Когда мама ушла из жизни, Света очень боялась, что ее определят в дом для престарелых и инвалидов. Тогда она потеряет возможность сосредотачиваться в своем мире, жить в ладу и вместе с природой, писать и дышать. Но сестры ее успокоили: никогда, сказали они, мы тебя не оставим. И Света стала жить в семье одной из них. Однако с ее чуткой ранимой душой трудно было ощущать себя лишней, нарушившей привычное течение жизни другой семьи, куда она со своими проблемами, запросами, стихами совершенно не вписывалась.
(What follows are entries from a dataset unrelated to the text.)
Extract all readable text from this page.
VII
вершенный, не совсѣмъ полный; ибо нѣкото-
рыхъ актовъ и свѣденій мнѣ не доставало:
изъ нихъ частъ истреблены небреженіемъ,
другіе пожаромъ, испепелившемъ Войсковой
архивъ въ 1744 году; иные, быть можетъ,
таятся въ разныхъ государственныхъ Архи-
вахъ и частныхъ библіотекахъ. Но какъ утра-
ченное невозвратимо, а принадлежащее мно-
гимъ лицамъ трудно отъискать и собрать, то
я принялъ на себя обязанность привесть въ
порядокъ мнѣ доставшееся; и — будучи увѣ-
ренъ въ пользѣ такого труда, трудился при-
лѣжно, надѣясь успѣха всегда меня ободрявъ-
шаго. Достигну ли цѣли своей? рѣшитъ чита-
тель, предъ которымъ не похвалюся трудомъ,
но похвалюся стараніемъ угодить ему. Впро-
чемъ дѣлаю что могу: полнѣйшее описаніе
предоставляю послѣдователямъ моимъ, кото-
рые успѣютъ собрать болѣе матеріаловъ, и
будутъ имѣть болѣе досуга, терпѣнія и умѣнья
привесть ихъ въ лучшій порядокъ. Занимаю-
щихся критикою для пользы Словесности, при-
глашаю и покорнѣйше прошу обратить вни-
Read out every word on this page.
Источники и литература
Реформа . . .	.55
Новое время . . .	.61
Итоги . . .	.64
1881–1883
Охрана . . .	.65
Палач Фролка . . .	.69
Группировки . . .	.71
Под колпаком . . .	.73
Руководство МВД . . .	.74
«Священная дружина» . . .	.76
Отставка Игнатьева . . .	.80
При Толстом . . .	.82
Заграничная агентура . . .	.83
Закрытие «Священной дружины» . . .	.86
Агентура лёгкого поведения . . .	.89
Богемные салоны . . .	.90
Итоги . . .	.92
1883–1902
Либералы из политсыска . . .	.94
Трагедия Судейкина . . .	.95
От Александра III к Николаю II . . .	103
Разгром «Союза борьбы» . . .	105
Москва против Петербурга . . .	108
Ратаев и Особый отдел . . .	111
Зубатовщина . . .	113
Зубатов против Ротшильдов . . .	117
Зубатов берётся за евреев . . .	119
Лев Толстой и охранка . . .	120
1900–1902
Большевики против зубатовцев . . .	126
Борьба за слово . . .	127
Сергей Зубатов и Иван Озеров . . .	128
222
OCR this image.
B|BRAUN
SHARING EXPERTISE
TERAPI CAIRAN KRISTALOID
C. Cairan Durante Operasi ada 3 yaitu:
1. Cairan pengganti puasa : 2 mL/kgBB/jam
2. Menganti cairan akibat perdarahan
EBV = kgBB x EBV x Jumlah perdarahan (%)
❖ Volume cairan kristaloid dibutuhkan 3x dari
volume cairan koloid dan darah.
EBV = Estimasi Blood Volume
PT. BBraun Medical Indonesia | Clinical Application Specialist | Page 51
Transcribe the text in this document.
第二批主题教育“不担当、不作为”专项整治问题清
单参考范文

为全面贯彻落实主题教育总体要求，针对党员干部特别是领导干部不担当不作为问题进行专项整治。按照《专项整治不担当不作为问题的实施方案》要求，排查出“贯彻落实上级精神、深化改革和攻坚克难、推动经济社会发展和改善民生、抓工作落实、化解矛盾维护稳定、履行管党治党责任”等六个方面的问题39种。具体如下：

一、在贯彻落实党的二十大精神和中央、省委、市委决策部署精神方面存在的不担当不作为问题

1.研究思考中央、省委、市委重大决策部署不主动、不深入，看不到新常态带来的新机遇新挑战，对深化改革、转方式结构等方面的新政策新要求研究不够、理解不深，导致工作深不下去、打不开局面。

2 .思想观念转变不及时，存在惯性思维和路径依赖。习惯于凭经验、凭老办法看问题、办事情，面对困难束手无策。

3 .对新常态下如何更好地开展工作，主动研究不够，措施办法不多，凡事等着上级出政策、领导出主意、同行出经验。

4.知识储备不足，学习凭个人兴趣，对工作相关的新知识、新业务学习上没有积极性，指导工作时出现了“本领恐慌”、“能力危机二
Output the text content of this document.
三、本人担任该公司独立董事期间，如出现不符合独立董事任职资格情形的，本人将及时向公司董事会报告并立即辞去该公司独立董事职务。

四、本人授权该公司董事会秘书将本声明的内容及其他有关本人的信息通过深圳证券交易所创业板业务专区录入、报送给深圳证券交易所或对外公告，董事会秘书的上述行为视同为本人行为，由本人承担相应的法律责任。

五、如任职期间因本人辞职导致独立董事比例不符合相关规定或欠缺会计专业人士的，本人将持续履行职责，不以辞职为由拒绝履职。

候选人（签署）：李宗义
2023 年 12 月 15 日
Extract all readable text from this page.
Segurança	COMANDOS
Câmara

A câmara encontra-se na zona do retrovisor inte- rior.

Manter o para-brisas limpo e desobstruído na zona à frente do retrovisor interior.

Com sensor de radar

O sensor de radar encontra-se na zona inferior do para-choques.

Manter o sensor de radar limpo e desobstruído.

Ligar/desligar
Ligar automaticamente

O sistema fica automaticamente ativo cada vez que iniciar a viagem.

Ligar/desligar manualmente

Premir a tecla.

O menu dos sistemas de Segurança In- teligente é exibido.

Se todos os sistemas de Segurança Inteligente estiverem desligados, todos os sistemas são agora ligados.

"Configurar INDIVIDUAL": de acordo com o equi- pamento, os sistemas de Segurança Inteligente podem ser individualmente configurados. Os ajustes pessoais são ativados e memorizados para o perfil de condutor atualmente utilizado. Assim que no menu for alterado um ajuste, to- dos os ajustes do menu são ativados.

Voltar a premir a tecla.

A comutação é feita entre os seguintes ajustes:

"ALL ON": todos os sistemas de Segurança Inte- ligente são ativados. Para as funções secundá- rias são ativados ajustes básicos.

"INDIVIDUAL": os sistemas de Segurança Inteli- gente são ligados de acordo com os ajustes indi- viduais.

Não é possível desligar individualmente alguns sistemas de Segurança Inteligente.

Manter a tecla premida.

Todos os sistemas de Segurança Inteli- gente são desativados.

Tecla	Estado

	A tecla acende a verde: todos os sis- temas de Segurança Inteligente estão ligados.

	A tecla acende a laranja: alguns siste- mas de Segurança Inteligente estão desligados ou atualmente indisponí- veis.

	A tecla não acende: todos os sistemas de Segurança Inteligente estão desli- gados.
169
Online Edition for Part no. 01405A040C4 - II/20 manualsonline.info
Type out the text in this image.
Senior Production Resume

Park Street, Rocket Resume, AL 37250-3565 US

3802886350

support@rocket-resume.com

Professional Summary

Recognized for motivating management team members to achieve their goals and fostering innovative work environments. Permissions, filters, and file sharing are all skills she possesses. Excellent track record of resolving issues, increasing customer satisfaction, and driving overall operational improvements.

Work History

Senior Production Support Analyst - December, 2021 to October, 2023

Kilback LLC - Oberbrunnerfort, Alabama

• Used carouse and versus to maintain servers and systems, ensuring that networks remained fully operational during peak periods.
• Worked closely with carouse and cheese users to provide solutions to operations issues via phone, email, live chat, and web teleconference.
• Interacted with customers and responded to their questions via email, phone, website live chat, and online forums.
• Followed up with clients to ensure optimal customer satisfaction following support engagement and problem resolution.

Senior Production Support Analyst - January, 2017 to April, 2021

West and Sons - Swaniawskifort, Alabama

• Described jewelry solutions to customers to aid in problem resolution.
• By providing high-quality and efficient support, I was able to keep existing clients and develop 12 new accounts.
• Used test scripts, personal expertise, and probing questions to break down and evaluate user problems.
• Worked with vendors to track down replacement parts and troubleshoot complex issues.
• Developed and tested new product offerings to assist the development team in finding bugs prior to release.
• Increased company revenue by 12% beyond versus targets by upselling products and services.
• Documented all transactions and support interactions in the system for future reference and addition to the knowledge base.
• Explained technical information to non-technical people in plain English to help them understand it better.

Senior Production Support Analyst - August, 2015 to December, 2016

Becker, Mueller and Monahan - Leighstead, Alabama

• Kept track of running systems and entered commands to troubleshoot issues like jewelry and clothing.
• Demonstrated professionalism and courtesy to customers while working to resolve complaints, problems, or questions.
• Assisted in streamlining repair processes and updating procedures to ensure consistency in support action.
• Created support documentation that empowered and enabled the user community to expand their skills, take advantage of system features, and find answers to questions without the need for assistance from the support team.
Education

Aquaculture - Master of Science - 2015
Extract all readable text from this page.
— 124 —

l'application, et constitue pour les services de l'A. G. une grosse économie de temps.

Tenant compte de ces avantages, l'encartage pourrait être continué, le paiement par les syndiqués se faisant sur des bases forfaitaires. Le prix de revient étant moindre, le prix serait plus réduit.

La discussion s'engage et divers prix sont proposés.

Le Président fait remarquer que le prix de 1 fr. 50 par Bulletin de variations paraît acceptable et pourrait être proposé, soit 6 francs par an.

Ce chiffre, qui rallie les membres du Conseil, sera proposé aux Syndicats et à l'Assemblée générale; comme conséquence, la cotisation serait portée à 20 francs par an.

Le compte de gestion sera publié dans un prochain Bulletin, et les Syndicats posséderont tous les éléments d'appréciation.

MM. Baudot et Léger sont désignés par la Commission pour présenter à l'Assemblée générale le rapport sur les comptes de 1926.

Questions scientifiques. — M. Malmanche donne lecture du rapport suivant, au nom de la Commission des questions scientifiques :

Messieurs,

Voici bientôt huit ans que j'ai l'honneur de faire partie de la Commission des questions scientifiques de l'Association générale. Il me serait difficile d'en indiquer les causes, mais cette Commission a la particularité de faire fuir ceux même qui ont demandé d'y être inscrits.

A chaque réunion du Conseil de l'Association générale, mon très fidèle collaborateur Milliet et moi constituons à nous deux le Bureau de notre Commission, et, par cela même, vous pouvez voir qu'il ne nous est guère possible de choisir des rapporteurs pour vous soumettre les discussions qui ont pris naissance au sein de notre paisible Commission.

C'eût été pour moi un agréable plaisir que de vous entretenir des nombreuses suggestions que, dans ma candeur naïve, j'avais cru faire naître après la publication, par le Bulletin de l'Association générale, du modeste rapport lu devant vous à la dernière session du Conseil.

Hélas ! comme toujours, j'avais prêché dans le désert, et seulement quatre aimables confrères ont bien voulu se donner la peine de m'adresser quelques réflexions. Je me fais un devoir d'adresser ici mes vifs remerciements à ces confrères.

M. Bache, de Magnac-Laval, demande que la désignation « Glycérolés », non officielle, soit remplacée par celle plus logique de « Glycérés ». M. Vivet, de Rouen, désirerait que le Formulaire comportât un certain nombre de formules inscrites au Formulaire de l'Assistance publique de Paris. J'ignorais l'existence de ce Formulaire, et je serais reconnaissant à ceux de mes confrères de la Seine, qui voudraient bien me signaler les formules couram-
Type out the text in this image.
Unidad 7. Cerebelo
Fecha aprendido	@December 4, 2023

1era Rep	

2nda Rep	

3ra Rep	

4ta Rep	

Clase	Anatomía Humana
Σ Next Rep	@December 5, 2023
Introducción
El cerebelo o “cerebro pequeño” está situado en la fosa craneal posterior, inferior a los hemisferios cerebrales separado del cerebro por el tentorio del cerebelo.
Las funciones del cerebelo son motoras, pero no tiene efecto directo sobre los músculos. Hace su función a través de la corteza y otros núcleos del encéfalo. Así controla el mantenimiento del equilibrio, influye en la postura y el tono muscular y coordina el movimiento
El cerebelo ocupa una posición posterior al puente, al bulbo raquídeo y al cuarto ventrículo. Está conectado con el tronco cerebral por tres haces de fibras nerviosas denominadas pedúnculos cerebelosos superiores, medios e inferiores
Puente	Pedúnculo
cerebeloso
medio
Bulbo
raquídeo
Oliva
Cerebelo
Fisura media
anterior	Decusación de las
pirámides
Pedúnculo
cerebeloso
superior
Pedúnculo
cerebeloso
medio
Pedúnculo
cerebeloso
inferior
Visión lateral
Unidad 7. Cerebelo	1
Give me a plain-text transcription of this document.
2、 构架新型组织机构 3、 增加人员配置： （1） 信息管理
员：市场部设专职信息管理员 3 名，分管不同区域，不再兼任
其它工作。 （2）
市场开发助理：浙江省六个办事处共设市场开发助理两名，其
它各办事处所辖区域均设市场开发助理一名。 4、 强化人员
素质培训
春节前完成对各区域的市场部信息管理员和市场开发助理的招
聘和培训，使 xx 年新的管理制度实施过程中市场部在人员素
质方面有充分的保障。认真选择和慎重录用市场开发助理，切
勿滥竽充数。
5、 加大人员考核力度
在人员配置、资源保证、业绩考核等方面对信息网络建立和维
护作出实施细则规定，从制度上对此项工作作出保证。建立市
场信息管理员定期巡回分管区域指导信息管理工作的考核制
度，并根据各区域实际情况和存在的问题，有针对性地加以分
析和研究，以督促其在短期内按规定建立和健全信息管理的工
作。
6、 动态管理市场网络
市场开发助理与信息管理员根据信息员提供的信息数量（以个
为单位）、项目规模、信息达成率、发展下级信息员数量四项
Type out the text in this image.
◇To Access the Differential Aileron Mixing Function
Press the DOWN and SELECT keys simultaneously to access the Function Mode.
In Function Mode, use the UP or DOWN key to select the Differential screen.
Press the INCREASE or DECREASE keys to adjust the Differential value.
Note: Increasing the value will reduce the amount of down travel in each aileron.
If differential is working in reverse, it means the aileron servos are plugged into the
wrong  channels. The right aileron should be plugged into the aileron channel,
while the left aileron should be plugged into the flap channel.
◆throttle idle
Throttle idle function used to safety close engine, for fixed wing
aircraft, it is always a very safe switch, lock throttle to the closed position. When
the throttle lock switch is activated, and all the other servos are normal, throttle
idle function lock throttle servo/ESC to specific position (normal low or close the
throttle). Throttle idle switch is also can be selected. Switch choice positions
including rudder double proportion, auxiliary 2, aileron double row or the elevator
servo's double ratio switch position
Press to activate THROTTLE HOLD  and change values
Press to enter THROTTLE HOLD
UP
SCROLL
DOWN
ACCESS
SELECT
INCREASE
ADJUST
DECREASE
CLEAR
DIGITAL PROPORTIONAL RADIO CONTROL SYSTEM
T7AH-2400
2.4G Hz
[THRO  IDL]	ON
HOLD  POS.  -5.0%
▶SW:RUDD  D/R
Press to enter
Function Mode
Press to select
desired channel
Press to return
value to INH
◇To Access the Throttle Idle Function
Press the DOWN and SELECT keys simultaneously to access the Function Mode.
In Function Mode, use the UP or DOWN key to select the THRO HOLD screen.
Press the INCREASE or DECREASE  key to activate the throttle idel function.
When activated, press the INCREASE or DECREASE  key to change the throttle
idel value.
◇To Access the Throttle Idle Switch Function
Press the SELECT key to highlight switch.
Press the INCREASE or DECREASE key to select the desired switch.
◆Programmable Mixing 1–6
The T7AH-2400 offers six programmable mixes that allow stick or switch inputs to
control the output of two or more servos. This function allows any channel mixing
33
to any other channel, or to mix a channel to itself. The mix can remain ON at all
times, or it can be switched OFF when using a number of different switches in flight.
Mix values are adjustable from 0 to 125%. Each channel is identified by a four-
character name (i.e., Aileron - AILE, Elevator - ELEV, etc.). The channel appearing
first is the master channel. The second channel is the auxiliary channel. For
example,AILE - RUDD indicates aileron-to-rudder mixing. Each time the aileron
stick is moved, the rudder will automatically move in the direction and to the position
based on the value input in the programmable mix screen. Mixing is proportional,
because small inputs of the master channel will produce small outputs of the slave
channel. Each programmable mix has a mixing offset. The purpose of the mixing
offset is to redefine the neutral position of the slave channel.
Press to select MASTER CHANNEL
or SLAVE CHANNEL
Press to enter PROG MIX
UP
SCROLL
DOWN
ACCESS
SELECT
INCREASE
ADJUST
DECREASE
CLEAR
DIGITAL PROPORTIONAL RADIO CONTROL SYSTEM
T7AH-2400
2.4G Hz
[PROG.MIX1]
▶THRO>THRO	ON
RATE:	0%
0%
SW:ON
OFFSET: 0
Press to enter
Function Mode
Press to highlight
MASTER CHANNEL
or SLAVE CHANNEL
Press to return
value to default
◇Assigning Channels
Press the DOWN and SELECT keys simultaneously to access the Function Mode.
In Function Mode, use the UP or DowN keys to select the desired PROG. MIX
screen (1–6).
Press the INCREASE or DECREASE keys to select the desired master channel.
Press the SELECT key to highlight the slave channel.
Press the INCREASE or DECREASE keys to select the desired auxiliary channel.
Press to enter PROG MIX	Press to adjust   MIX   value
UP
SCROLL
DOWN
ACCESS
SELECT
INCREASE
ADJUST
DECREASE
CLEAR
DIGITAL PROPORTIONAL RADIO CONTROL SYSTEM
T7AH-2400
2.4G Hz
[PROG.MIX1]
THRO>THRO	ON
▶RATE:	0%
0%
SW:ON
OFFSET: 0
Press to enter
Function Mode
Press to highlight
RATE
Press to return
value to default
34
– И тогда я сказала себе: как бы ни было трудно, я буду жить сама! – вспоминает она. – Пусть на четвереньках передвигаться, но быть себе хозяйкой…

Жить вопреки и жить по совести – вот главные ее заповеди. Тут надо отдать должное писательской организации, вышедшей с ходатайством к районной администрации во главе с Николаем Климовым: обеспечить жильем Светлану Аксенову. Как профессиональному поэту, как гордости района, ей выделили квартиру в райцентре, в той самой двухэтажке, куда мы приехали к ней в гости – сейчас такое даже представить себе невозможно.

У Светы много помощников: это люди, посодействовавшие ей с обустройством квартиры, это соседи, это социальная служба: семь лет каждый день приходит в ее дом соцработница, «хожалка» Зоя Степочкина.

– Все мои слезы, все мои надежды, все мои стихи и дневниковые записи – это и Зоина жизнь тоже, – рассказывает Света. – Великое счастье, что в социальной службе работают такие люди, которым можно доверять всё – душу, тело, дом, деньги, а главное – стихи…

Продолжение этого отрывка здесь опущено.